Among her recent acquirements was a chest of drawers from Holland made of Brazilian kingwood—chocolate brown with black veins, decorated with a great deal of florid Dutch carving. There was a lacquered black Chinese screen, and in one corner stood a what-not loaded with tiny figures: a tree of coral, a blown-glass stag, an old Chinese knife-grinder worked in silver filigree. And over the fireplace hung a three-quarter portrait of Amber.
“What d’you think of me?” she asked, gesturing toward the portrait, tossing her muff and fan aside.
Almsbury put his hands in his pockets and leaned back on his heels, examining it with his head to one side. “Well, sweetheart, I’m glad I saw you in the flesh first, or I should have been troubled to think you’d grown so plump. And who sat for the mouth? That isn’t yours.”
She laughed, beckoning him into the bedroom where she began to unpin her back hair. “Being in the country hasn’t changed you so much, Almsbury. You’re still as great a courtier as ever. But you should see the miniature Samuel Cooper did of me. I’m supposed to be Aphro—I forget what he called it—Venus, anyway, rising from the sea. I stand like this—” she struck an easy graceful pose, “and haven’t got a thing on.”
Almsbury, sitting astride a low chair with his arms folded across the back, gave a low appreciative hum. “Sounds mighty pretty. Where is it?”
“Oh, Rex has it. I gave it to him for his birthday and he’s carried it ever since—over his heart.” She grinned mischievously and began untying the bows down the front of her gown. “He’s mad in love with me. Lord, he even wants to marry me now.”
“And are you going to?”
“No.” She shook her head vigorously, indicating that she did not care to discuss the matter. “I don’t want to get married.”
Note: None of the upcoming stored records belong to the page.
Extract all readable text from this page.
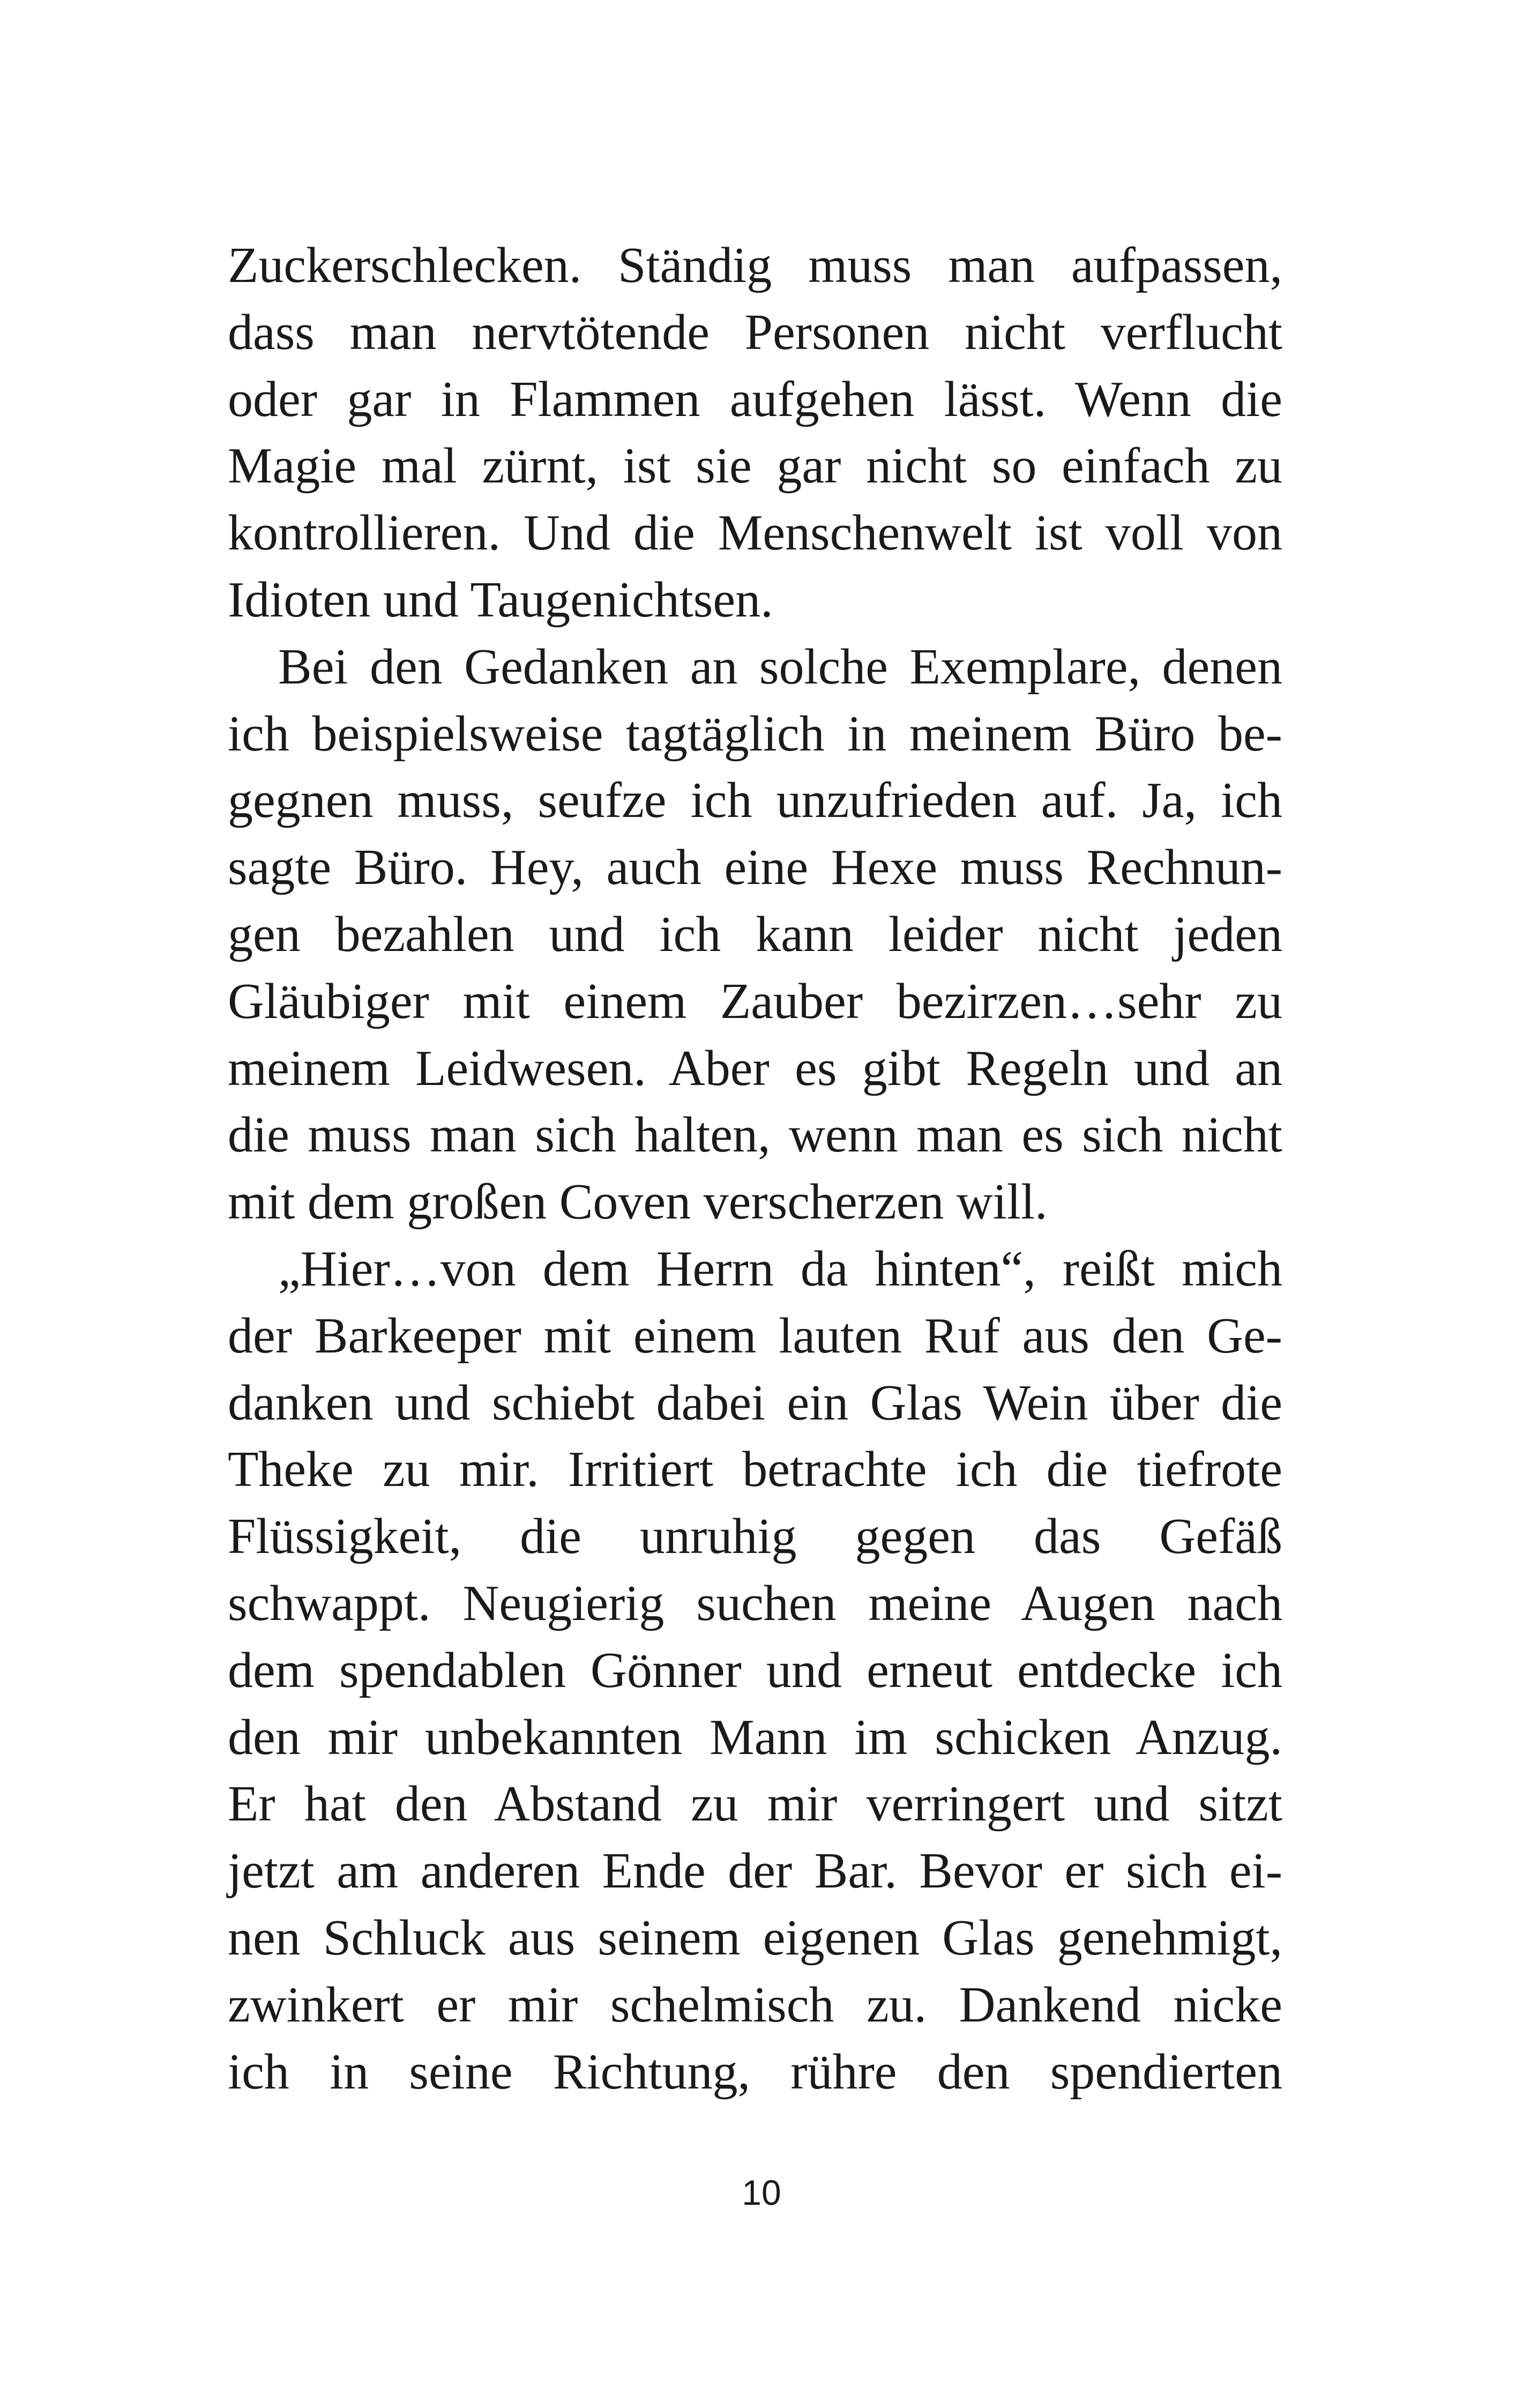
Zuckerschlecken. Ständig muss man aufpassen,
dass man nervtötende Personen nicht verflucht
oder gar in Flammen aufgehen lässt. Wenn die
Magie mal zürnt, ist sie gar nicht so einfach zu
kontrollieren. Und die Menschenwelt ist voll von
Idioten und Taugenichtsen.
Bei den Gedanken an solche Exemplare, denen
ich beispielsweise tagtäglich in meinem Büro be-
gegnen muss, seufze ich unzufrieden auf. Ja, ich
sagte Büro. Hey, auch eine Hexe muss Rechnun-
gen bezahlen und ich kann leider nicht jeden
Gläubiger mit einem Zauber bezirzen…sehr zu
meinem Leidwesen. Aber es gibt Regeln und an
die muss man sich halten, wenn man es sich nicht
mit dem großen Coven verscherzen will.
„Hier…von dem Herrn da hinten“, reißt mich
der Barkeeper mit einem lauten Ruf aus den Ge-
danken und schiebt dabei ein Glas Wein über die
Theke zu mir. Irritiert betrachte ich die tiefrote
Flüssigkeit, die unruhig gegen das Gefäß
schwappt. Neugierig suchen meine Augen nach
dem spendablen Gönner und erneut entdecke ich
den mir unbekannten Mann im schicken Anzug.
Er hat den Abstand zu mir verringert und sitzt
jetzt am anderen Ende der Bar. Bevor er sich ei-
nen Schluck aus seinem eigenen Glas genehmigt,
zwinkert er mir schelmisch zu. Dankend nicke
ich in seine Richtung, rühre den spendierten
10
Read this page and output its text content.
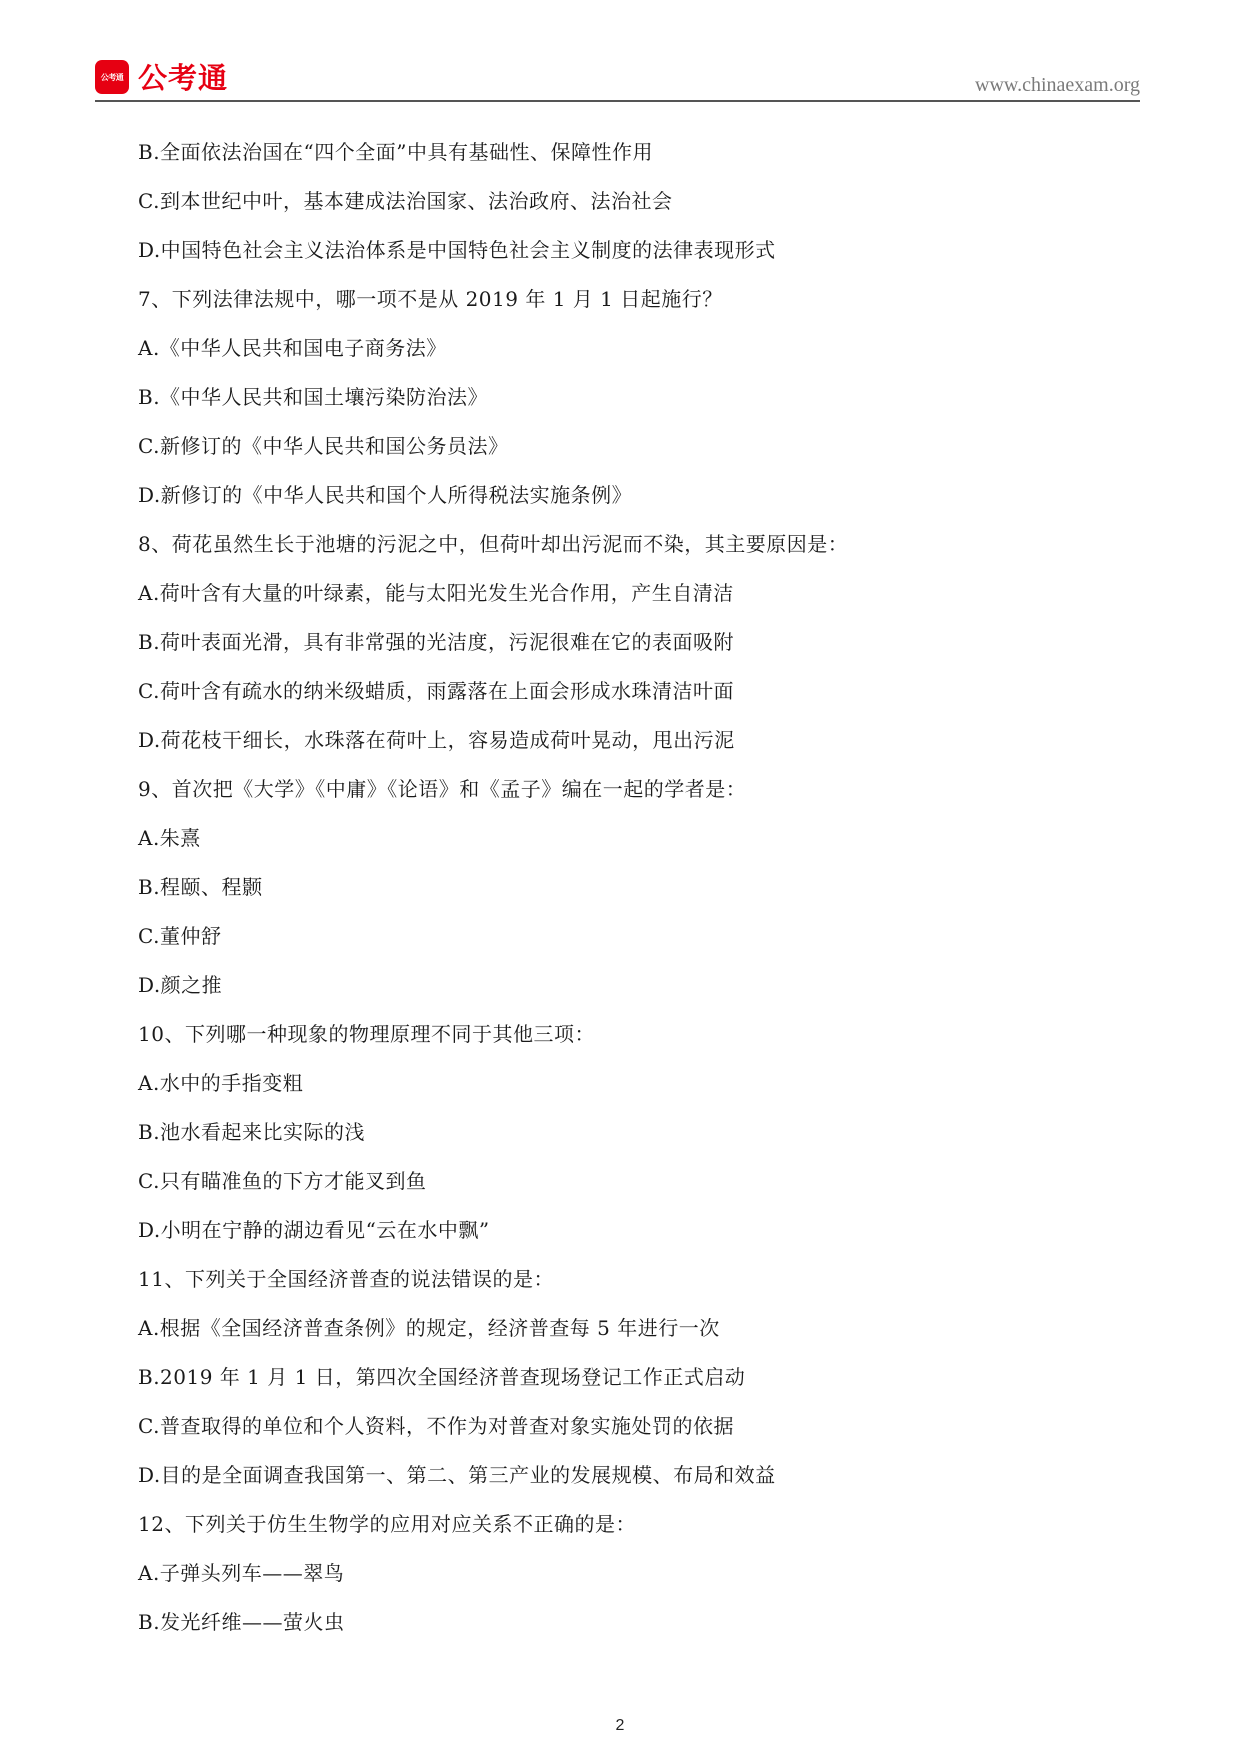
公考通 公考通	www.chinaexam.org
B.全面依法治国在“四个全面”中具有基础性、保障性作用
C.到本世纪中叶，基本建成法治国家、法治政府、法治社会
D.中国特色社会主义法治体系是中国特色社会主义制度的法律表现形式
7、下列法律法规中，哪一项不是从 2019 年 1 月 1 日起施行？
A.《中华人民共和国电子商务法》
B.《中华人民共和国土壤污染防治法》
C.新修订的《中华人民共和国公务员法》
D.新修订的《中华人民共和国个人所得税法实施条例》
8、荷花虽然生长于池塘的污泥之中，但荷叶却出污泥而不染，其主要原因是：
A.荷叶含有大量的叶绿素，能与太阳光发生光合作用，产生自清洁
B.荷叶表面光滑，具有非常强的光洁度，污泥很难在它的表面吸附
C.荷叶含有疏水的纳米级蜡质，雨露落在上面会形成水珠清洁叶面
D.荷花枝干细长，水珠落在荷叶上，容易造成荷叶晃动，甩出污泥
9、首次把《大学》《中庸》《论语》和《孟子》编在一起的学者是：
A.朱熹
B.程颐、程颢
C.董仲舒
D.颜之推
10、下列哪一种现象的物理原理不同于其他三项：
A.水中的手指变粗
B.池水看起来比实际的浅
C.只有瞄准鱼的下方才能叉到鱼
D.小明在宁静的湖边看见“云在水中飘”
11、下列关于全国经济普查的说法错误的是：
A.根据《全国经济普查条例》的规定，经济普查每 5 年进行一次
B.2019 年 1 月 1 日，第四次全国经济普查现场登记工作正式启动
C.普查取得的单位和个人资料，不作为对普查对象实施处罚的依据
D.目的是全面调查我国第一、第二、第三产业的发展规模、布局和效益
12、下列关于仿生生物学的应用对应关系不正确的是：
A.子弹头列车——翠鸟
B.发光纤维——萤火虫
2
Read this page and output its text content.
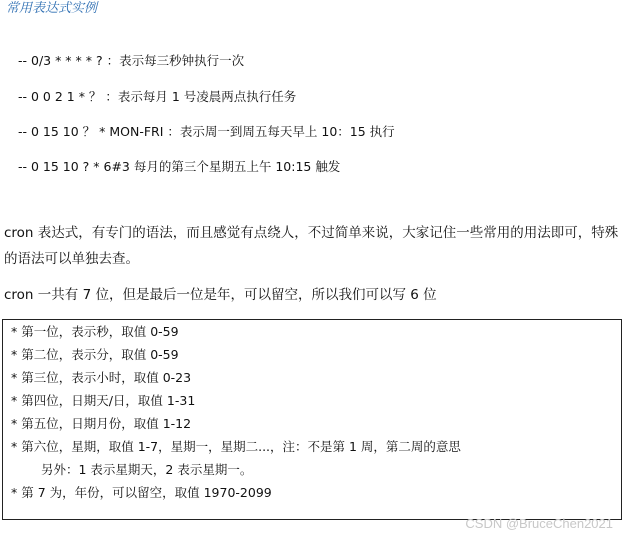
常用表达式实例
-- 0/3 * * * * ? ：表示每三秒钟执行一次
-- 0 0 2 1 * ？ ：表示每月 1 号凌晨两点执行任务
-- 0 15 10 ？ * MON-FRI ：表示周一到周五每天早上 10：15 执行
-- 0 15 10 ? * 6#3 每月的第三个星期五上午 10:15 触发
cron 表达式，有专门的语法，而且感觉有点绕人，不过简单来说，大家记住一些常用的用法即可，特殊的语法可以单独去查。
cron 一共有 7 位，但是最后一位是年，可以留空，所以我们可以写 6 位
* 第一位，表示秒，取值 0-59
* 第二位，表示分，取值 0-59
* 第三位，表示小时，取值 0-23
* 第四位，日期天/日，取值 1-31
* 第五位，日期月份，取值 1-12
* 第六位，星期，取值 1-7，星期一，星期二...，注：不是第 1 周，第二周的意思
另外：1 表示星期天，2 表示星期一。
* 第 7 为，年份，可以留空，取值 1970-2099
CSDN @BruceChen2021
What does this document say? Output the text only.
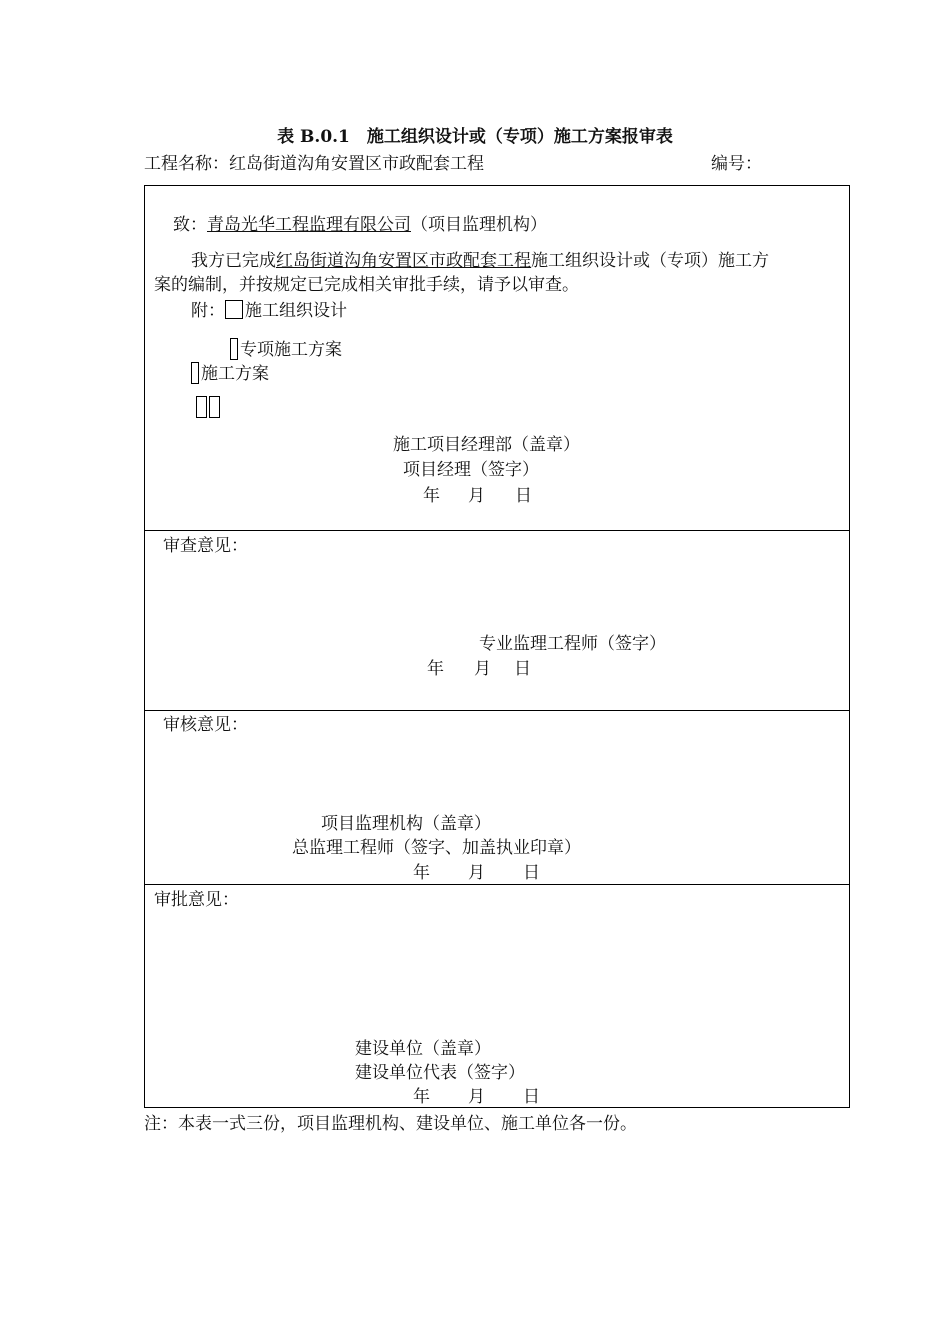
表 B.0.1　施工组织设计或（专项）施工方案报审表
工程名称：红岛街道沟角安置区市政配套工程	编号：
致：青岛光华工程监理有限公司（项目监理机构）
我方已完成红岛街道沟角安置区市政配套工程施工组织设计或（专项）施工方
案的编制，并按规定已完成相关审批手续，请予以审查。
附： 施工组织设计
专项施工方案
施工方案
施工项目经理部（盖章）
项目经理（签字）
年 月 日
审查意见：
专业监理工程师（签字）
年 月 日
审核意见：
项目监理机构（盖章）
总监理工程师（签字、加盖执业印章）
年 月 日
审批意见：
建设单位（盖章）
建设单位代表（签字）
年 月 日
注：本表一式三份，项目监理机构、建设单位、施工单位各一份。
Picking up her dressing-gown, she went behind the screen to put it on. Just her head and shoulders showed over the top of it, and as she took off her garments, tossing them out one by one, she kept up a merry chatter with the Earl.
Finally the waiter arrived and they went into the dining-room to eat. Rex had sent her a message that he would be on duty at the Palace until late, or she would never have dared eat her supper with a man, wearing only a satin dressing-gown. For she had discovered long ago that Rex was not joking when he said that if he took her into keeping he would expect a monopoly of her time and person. He kept the beaus from crowding her too closely or impudently at the theatre and discouraged them from visiting her—though all the actresses held their levees at home just as the Court ladies did and entertained numbers of gentlemen while they were dressing. The result was that during the last few months they had quite given up Mrs. St. Clare. Rex had a formidable reputation as a swordsman, and most of the tiring-room fops would rather see an apothecary for a clap, than a surgeon for a flesh-wound.
Throughout the meal Amber and the Earl talked with all the animation of old friends who have not met for a long while and who have a great deal to say to each other. She told him about her successes, but not her failures, her triumphs but not her defeats. He heard nothing of Luke Channell or of Newgate, Mother Red-Cap or Whitefriars. She pretended that she still had left a good deal of Lord Carlton’s five hundred pounds, deposited with her goldsmith, and he admitted that she had been far more clever than most young country girls left to shift for themselves in London.